No matter how tired I am, how many times I am asked to awaken from my slumber, I know I can look out my window and see that thing watching my from the branches of the trees. And though I know we are separated by the glass, I know that even if it is only watching me, that it is also witnessing my experiences as well.
Thoughts like that make my time a little less isolating of an experience, and though few would find comfort in some strange creature looking in on them night after night, I cannot help but look forward to it. Searching for it, and spending a moment looking back is like taking a walk or having a cup of coffee. It helps make me feel a little less alone, and with that, a little more sane.
For a long time I just thought I was imagining things, but one day my brother looked at me from his bed, with a smile on his face.
“It came back again today,” he said.
I asked him what he was talking about, following the pointing of his finger out the window. And there I saw it, up in the trees, watching the both of us. And that is all that it does. It just sits there, perched in the branches. It looks at me with neither love nor malice. It does not judge me. It just watches. It sits and watches in the dark of the woods. It is my friend.”

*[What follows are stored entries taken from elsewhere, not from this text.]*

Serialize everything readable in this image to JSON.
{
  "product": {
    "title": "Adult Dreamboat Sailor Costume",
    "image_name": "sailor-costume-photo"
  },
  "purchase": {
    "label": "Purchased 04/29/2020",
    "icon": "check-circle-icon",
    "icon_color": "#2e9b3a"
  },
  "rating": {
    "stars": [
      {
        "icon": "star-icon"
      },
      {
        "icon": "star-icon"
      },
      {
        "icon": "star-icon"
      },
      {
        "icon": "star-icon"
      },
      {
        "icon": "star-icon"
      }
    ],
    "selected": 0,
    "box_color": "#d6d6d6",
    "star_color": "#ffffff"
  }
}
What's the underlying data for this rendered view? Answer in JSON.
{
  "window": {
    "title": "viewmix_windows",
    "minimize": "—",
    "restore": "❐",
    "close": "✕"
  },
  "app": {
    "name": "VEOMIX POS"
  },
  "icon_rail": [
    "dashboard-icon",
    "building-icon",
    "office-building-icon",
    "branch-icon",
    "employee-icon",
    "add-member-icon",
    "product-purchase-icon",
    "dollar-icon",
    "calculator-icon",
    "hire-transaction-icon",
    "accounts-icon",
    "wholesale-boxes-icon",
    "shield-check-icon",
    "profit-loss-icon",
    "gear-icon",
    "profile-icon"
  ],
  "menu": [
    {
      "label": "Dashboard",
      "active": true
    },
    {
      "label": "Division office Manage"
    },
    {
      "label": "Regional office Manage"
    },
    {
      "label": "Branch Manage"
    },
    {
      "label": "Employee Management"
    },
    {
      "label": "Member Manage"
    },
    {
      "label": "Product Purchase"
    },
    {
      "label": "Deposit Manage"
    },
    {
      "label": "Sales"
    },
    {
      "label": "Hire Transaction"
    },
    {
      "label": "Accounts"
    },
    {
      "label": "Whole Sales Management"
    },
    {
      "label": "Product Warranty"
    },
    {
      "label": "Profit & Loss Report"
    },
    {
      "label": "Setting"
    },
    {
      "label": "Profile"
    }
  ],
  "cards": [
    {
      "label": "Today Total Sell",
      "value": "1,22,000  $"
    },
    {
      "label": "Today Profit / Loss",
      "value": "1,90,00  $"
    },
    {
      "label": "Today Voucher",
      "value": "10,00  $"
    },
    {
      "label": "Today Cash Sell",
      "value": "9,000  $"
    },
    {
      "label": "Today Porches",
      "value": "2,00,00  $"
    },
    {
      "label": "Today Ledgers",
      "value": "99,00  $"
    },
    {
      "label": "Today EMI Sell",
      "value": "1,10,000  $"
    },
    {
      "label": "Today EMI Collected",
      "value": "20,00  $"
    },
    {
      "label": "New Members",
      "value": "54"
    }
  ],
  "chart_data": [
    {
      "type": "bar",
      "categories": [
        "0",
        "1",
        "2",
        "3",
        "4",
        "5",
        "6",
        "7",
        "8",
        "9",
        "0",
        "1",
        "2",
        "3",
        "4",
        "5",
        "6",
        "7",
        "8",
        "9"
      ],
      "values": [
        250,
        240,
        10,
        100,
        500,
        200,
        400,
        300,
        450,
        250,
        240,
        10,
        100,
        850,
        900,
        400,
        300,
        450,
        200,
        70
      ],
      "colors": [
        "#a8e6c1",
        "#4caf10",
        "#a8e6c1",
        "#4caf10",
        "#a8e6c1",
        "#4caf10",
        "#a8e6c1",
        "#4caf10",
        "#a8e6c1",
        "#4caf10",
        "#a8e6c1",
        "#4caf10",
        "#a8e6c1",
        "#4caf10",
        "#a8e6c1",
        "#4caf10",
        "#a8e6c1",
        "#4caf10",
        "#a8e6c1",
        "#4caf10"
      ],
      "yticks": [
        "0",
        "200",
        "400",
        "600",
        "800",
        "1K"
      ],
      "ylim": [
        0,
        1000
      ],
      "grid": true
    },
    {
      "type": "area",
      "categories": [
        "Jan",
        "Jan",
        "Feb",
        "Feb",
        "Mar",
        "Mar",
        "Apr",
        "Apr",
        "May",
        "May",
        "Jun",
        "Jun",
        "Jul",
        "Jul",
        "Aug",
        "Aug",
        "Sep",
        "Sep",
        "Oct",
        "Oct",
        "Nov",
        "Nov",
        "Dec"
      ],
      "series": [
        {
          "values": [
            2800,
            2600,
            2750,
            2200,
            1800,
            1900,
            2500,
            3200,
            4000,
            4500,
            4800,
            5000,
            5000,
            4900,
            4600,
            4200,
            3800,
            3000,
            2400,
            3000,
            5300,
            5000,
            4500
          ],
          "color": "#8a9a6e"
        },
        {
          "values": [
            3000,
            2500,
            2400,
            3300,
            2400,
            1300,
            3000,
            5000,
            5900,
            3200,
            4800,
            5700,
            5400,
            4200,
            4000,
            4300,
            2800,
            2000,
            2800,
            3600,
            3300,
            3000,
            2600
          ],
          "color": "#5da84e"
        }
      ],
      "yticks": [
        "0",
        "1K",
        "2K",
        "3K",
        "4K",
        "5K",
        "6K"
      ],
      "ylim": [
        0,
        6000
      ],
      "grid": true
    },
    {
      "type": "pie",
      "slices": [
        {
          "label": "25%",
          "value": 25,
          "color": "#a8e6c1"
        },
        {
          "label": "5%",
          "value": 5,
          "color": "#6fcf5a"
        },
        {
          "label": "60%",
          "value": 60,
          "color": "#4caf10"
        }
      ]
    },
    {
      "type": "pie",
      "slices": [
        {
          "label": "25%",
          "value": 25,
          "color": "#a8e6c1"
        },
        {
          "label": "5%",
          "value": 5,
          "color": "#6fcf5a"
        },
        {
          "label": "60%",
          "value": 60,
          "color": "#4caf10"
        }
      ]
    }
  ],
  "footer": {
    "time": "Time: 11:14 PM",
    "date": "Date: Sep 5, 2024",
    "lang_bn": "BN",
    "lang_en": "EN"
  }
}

Most of the time, the pieces I receive from the Unknown Author are delivered anonymously, through the mail. But yesterday she delivered the story to my door, along with a plastic wrapped plate of food. Since my parents passed away, I have always avoided Thanksgiving meals. Seems that more than any other holiday, it is one that is meant to be spent with your kin. Every year several of my friends still offer to let me come over and spend time with their family. I always turn them down though, not wanting to bring my own issues to the tables.
Maybe it is the difficulties I have been facing, but when she arrived at my door, offering to share a meal, I decided to accept. They were leftovers from her own dinner with her family, and though they were a few days old it was still nice in a way to be able to taste something like that again. There is something about the combination of turkey, potatoes, stuffing and cranberries that immediately brings to mind memories. For me, it is the first time in a long time that I think I have been able to look fondly upon the holiday.
She said that she had been thinking about what I had been going through, and felt that having lost my family must make this time of the year particularly hard for me. I apologized for the way I had treated her in the park. She had been right to warn me, and I had refused to listen. I had a report ready yesterday, but felt that under the circumstances I should share her writing first. I have spent season after season alone, this year being harder than most. I owe her a great deal. Positing her piece first was naturally the thing to do.
I have tried to contact my friend, to wish him a happy holidays. He is still not responding to my calls, and I am beginning to worry.